Wed Sep 1 11:00:00 PDT 2010

On Wed, 2010-09-01 at 09:24 -0700, Luca Barbieri wrote:
> > It's an impressive amount of work you did here. I'll comment only on the
> > llvmpipe of the changes for now.
> 
> Thanks for your feedback!
> 
> > Admittedly, always using a floating point is not ideal. A better
> > solution would be to choose a swizzled data type (unorm8, fixed point,
> > float, etc) that matched the color buffer format.
> 
> Exactly, also because we'll want unnormalized formats and 64-bit formats too.
> 
> > But we've been seeing some results which point that the whole color
> > buffer swizzling idea might be overrated: it increases memory bandwidth
> > usage substantially,
> 
> Why?
> It should decrease it due to a lower number of cache misses, thanks to
> having a 2D instead of a 1D neighborhood of a pixel in the cache.

We're talking about rendertarget swizzling, and not texture swizzling
(llvmpipe doesn't do texture swizzling yet -- all textures must be
linear). 

Operating in tiles already lowers the caches when writing/blending to
the rendertarget. Having those tiles swizzled internally only makes
computing derivatives and SoA computations easier. Nothing more.  

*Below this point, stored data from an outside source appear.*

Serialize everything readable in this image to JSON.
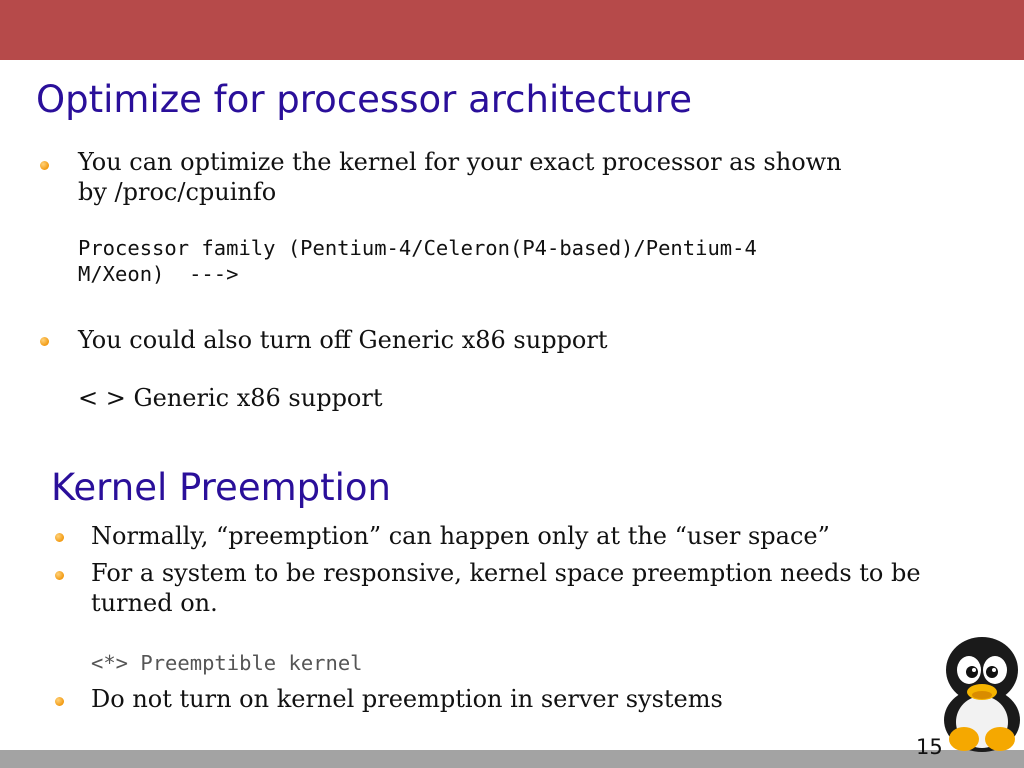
{
  "slide": {
    "page_number": "15",
    "section1": {
      "title": "Optimize for processor architecture",
      "bullet1": {
        "line1": "You can optimize the kernel for your exact processor as shown",
        "line2": "by /proc/cpuinfo",
        "code_line1": "Processor family (Pentium-4/Celeron(P4-based)/Pentium-4",
        "code_line2": "M/Xeon)  --->"
      },
      "bullet2": {
        "line1": "You could also turn off Generic x86 support",
        "sub": "< > Generic x86 support"
      }
    },
    "section2": {
      "title": "Kernel Preemption",
      "bullet1": "Normally, “preemption” can happen only at the “user space”",
      "bullet2": {
        "line1": "For a system to be responsive, kernel space preemption needs to be",
        "line2": "turned on.",
        "code": "<*> Preemptible kernel"
      },
      "bullet3": "Do not turn on kernel preemption in server systems"
    },
    "mascot_icon": "tux-penguin-icon",
    "colors": {
      "header_bar": "#b64a4a",
      "footer_bar": "#a3a3a3",
      "title": "#2a0f9a",
      "bullet": "#f29a12"
    }
  }
}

> The only increase is that due to unswizzling for transfer or
> presentation, but that should be much lower that the rendering load on
> complex applications.

It can surely be application dependent -- we haven't done enough
prototyping and testing to be sure.

It is also somewhat unintuitive -- a lot of what I'm writing here is a
rationalization of data points we gathered (i.e, an interpretation), and
not the final answers.

I suspect one thing that doesn't help currently is that the tiles are
too big to fit on L1 cache. It's possible that by doing smaller tiles
the swizzled+unswizzled versions fit, and there is less trashing, making
render-to-swizzled + unswizzle as competing as render-to-unswizzled.

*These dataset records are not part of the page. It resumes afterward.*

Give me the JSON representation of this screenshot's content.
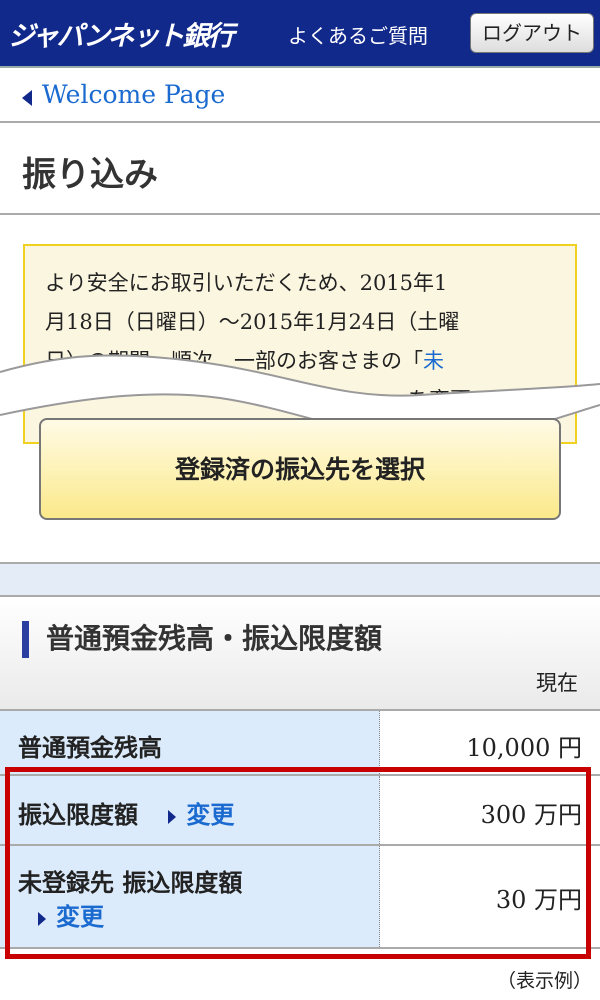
{
  "header": {
    "logo": "ジャパンネット銀行",
    "faq": "よくあるご質問",
    "logout": "ログアウト"
  },
  "back_link": "Welcome Page",
  "page_title": "振り込み",
  "notice": {
    "lines": [
      "より安全にお取引いただくため、2015年1",
      "月18日（日曜日）〜2015年1月24日（土曜",
      "日）の期間、順次、一部のお客さまの「",
      "を変更いたしま"
    ],
    "link": "未"
  },
  "select_button": "登録済の振込先を選択",
  "section": {
    "title": "普通預金残高・振込限度額",
    "as_of": "現在",
    "rows": [
      {
        "label": "普通預金残高",
        "value": "10,000 円"
      },
      {
        "label": "振込限度額",
        "change": "変更",
        "value": "300 万円"
      },
      {
        "label": "未登録先 振込限度額",
        "change": "変更",
        "value": "30 万円"
      }
    ]
  },
  "caption": "（表示例）",
  "colors": {
    "header": "#12298c",
    "link": "#1a6ad0",
    "highlight": "#c80000"
  }
}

> > and for many shaders where derivatives aren't
> > necessary or can be determined from inputs there's no need to process
> > 2x2 quads of pixels or even computations in SoA. That is, we might end
> > up eliminating swizzling from llvmpipe altogether in the medium term.
> 
> Even with AoS, there is still the advantage in cache locality of an
> AoS-but-swizzled layout.
> The increased cost in address computation may well be much worse that
> the cache benefits though, unless some smart way of doing it can be
> found.

It still sounds that you're referring to sampling from a texture and not
rendering/blending to it. Of course the are related (we only want one
swizzled layout at most), but the current swizzled layout was chosen to
make blending easy; and not to make texture sampling easy. 

No SoA swizzled layout makes texture sampling easier or more efficient.

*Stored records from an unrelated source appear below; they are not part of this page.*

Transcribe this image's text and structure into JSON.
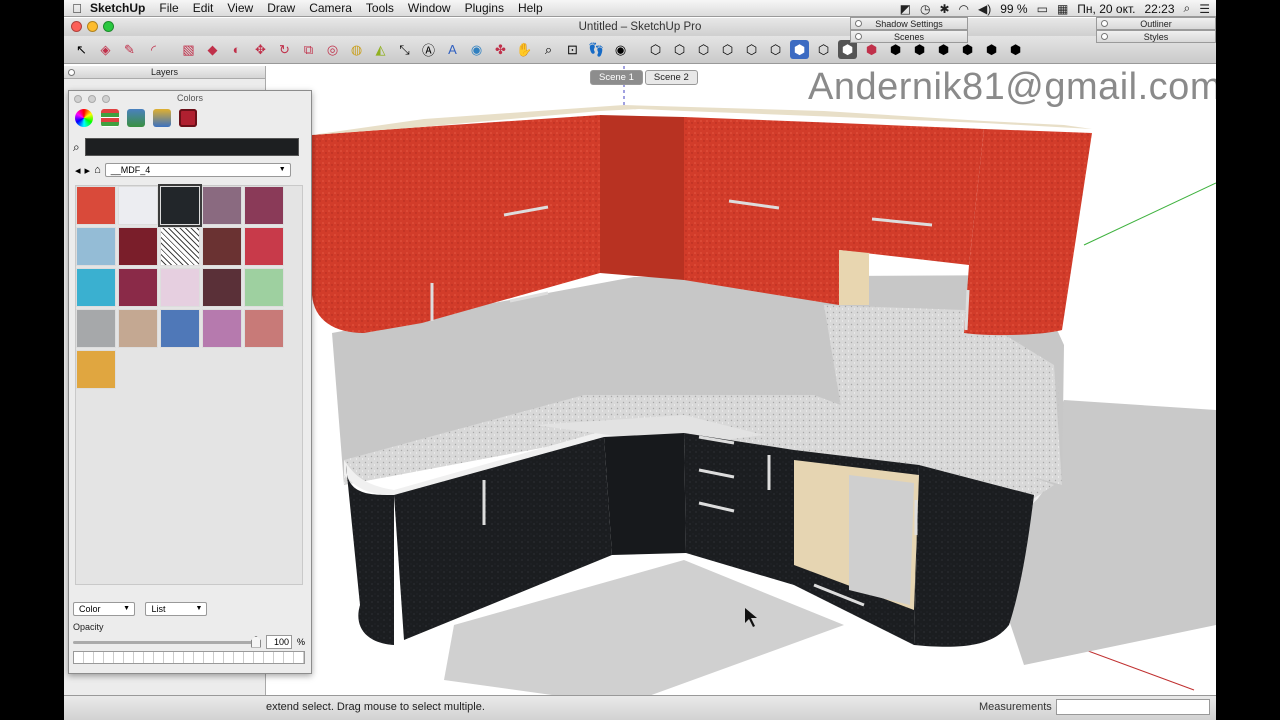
{
  "menubar": {
    "app": "SketchUp",
    "items": [
      "File",
      "Edit",
      "View",
      "Draw",
      "Camera",
      "Tools",
      "Window",
      "Plugins",
      "Help"
    ],
    "battery": "99 %",
    "date": "Пн, 20 окт.",
    "time": "22:23"
  },
  "window": {
    "title": "Untitled – SketchUp Pro"
  },
  "trays": {
    "shadow_settings": "Shadow Settings",
    "scenes": "Scenes",
    "outliner": "Outliner",
    "styles": "Styles"
  },
  "scene_tabs": [
    "Scene 1",
    "Scene 2"
  ],
  "watermark": "Andernik81@gmail.com",
  "layers_panel": {
    "title": "Layers"
  },
  "colors_panel": {
    "title": "Colors",
    "material": "__MDF_4",
    "mode_dropdown": "Color",
    "view_dropdown": "List",
    "opacity_label": "Opacity",
    "opacity_value": "100",
    "opacity_unit": "%",
    "opacity_fraction": 1.0,
    "swatches": [
      "#d94a3a",
      "#ecedf1",
      "#22262a",
      "#8a6a80",
      "#8a3a58",
      "#94bcd6",
      "#7a1e2a",
      "#pattern",
      "#6a3232",
      "#c83a4a",
      "#3ab0d0",
      "#8a2a48",
      "#e6cfe0",
      "#5a3038",
      "#9ed0a0",
      "#a6a8aa",
      "#c4a892",
      "#4f78b8",
      "#b67aae",
      "#c87a78",
      "#e0a640"
    ]
  },
  "status": {
    "text": "extend select. Drag mouse to select multiple.",
    "measurements_label": "Measurements"
  }
}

> I think vertex shaders might be the first place to look at for
> switching to AoS, since they don't have derivatives, and the input is
> much harder to keep in SoA form.
> 
> Were LLVM vertex shaders done as SoA just because the existing
> llvmpipe code did that, or because it's actually better?

The former: because the TGSI -> SoA code was there and already robust.

> > So instead of going through a lot of work to support multiple swizzled
> > types I'd prefer to keep the current simplistic (always 8bit unorm)
> > swizzled type, and simply ignore errors in the clamping/precision loss
> > when rendering to formats with higher precision dynamic range.
> >
> > In summary, apart of your fragment clamping changes, I'd prefer to keep
> > the rest of llvmpipe unchanged (and innacurate) for the time being.
> 
> Note that this totally destroys the ability to use llvmpipe for high
> dynamic range rendering, which fundamentally depends on the ability to
> store unclamped and relatively high precision values.
> 
> Using llvmpipe is important because softpipe can be so slow on
> advanced applications (e.g. the Unigine demos) to be unusable even for
> testing.

I'm not giving a death sentence -- simply prioritization. I'm hopeful
we'll get there not too long. 

> Perhaps a middle ground could be to have the option to choose the
> swizzled tile format at compilation time.
> Applying or not my patch will have this effect, but requires it to be
> maintained, and it will obviously conflict a lot with other changes.
> 
> Also some of the work will be required anyway to support rendering
> directly to textures of any format if one goes that route.

More than floating point issue per se, I'm actually more concerned with
keeping this part of the llvmpipe simple to allow experimentation and
rethink the role of swizzled formats.

Jose